Ecosystem

Provium

A general-purpose KVM test harness for kernel modules. Write tests in Lua, run them against real VMs. No mocks, no simulations — real kernels, real syscalls, real results.

View on GitHub 
-- Test that a syscall returns the expected value
local vm = provium.create("peios-kacs")
vm:boot({ memory = "512M", cpus = 2 })

-- Call a custom KACS syscall
local result = vm:syscall(1100, 0, 0)
assert(result.ret == 0, "kacs_get_token_info failed")

-- Execute a command inside the VM
local out = vm:exec("idn whoami")
assert(out.stdout:match("SYSTEM"), "expected SYSTEM identity")

Architecture

Provium is a Go binary with an embedded Lua scripting engine.
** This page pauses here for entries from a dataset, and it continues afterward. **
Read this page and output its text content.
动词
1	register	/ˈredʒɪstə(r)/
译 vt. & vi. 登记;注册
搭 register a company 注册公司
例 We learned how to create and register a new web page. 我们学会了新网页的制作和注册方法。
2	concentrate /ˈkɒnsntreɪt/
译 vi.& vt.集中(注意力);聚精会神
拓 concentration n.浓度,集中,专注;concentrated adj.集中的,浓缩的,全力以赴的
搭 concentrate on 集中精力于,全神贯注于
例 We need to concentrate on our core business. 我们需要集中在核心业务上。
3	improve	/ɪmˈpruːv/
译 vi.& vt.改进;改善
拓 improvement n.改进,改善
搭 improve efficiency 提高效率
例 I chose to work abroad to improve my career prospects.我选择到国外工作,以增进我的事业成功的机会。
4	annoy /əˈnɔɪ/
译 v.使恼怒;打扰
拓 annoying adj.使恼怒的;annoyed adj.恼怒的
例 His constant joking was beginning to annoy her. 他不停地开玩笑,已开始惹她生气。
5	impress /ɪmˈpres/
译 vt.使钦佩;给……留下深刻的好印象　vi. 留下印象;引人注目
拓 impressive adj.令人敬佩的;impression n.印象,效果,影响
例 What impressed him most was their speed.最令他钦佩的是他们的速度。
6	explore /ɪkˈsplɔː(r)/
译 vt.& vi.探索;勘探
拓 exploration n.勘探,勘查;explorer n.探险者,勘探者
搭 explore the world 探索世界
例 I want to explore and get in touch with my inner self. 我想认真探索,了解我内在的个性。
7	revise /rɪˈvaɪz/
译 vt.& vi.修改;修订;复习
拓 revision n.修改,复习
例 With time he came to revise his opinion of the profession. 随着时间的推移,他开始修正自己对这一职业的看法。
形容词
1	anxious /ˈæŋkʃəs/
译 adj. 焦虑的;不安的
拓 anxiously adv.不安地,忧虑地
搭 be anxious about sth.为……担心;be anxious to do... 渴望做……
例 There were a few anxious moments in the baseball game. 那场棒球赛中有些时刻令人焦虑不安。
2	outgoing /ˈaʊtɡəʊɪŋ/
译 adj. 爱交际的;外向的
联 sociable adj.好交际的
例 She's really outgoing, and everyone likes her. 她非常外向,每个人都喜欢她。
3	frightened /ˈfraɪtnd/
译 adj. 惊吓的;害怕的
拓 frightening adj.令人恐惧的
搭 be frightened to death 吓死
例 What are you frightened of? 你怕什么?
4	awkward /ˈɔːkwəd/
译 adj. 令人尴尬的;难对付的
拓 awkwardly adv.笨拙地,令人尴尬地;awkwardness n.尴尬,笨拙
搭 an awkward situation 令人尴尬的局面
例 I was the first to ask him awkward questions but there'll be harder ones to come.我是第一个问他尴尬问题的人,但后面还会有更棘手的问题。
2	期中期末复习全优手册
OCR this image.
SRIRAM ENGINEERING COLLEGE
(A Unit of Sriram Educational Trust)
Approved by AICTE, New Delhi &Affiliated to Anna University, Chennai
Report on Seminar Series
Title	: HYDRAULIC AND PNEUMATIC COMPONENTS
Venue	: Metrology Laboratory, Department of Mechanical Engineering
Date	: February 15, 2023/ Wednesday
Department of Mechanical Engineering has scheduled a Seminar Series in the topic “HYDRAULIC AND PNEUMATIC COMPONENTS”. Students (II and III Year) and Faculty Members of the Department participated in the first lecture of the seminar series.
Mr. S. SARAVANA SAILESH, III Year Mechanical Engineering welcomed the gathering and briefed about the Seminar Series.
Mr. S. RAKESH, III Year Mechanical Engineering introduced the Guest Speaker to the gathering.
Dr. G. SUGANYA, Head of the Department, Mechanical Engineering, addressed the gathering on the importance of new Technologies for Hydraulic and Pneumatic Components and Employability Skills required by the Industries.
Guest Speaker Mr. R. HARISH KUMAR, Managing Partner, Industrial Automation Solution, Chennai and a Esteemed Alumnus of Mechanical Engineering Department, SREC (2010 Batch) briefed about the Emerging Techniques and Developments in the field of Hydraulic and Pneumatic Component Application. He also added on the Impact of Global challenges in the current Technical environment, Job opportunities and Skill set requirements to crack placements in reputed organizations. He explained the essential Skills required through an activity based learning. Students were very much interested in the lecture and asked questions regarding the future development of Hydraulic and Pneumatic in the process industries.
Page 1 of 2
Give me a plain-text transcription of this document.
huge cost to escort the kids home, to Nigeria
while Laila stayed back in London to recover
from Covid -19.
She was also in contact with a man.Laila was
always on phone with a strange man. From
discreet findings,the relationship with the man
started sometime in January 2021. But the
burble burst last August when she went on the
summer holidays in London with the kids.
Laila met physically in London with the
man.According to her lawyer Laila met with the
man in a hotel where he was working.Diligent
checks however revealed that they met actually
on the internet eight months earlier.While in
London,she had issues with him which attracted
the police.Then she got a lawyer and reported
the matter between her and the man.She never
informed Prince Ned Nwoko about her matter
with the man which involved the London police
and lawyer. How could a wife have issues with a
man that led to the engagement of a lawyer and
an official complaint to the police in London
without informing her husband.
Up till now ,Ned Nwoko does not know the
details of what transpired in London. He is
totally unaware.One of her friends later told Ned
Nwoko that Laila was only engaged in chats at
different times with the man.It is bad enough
Tests are Lua scripts that control VMs through a high-level API. Communication between the host and guest happens over vsock — no guest networking required. 

Lua test → provium (Go, host) → QEMU/KVM → agent (C, guest) → commands
                                    ↑
                              vsock connection

Features

Real VMs, not mocks

Tests run against actual QEMU/KVM virtual machines with real kernels. No simulation layer between your tests and the code being tested.

Lua scripting

Write tests in Lua — readable, expressive, and fast to iterate on. No recompilation needed between test runs.

Raw syscalls

Call syscalls directly from Lua. Test custom kernel interfaces, ioctls, and module behaviour without writing C test harnesses.

File injection

Write files into the guest and read them back. Inject configuration, binaries, or test data without modifying the VM image.

VM snapshots

Cache booted VM state with fixtures. Subsequent tests resume from a snapshot instead of cold-booting — dramatically faster test suites.

Not Peios-specific

Provium is a general-purpose tool. Test any kernel module, any Linux distribution, any boot configuration. Peios uses it; you can too.

Built for

Kernel module developers

Test your module's syscalls, ioctls, and behaviour against real kernels with Lua scripts instead of C test programs.

Security researchers

Probe kernel interfaces, test access control boundaries, and verify security properties in isolated VMs that can be destroyed and recreated instantly.

CI pipelines

Run kernel-level integration tests in CI. Boot a VM, run tests, check results, tear it down — all from a single binary with no dependencies beyond QEMU.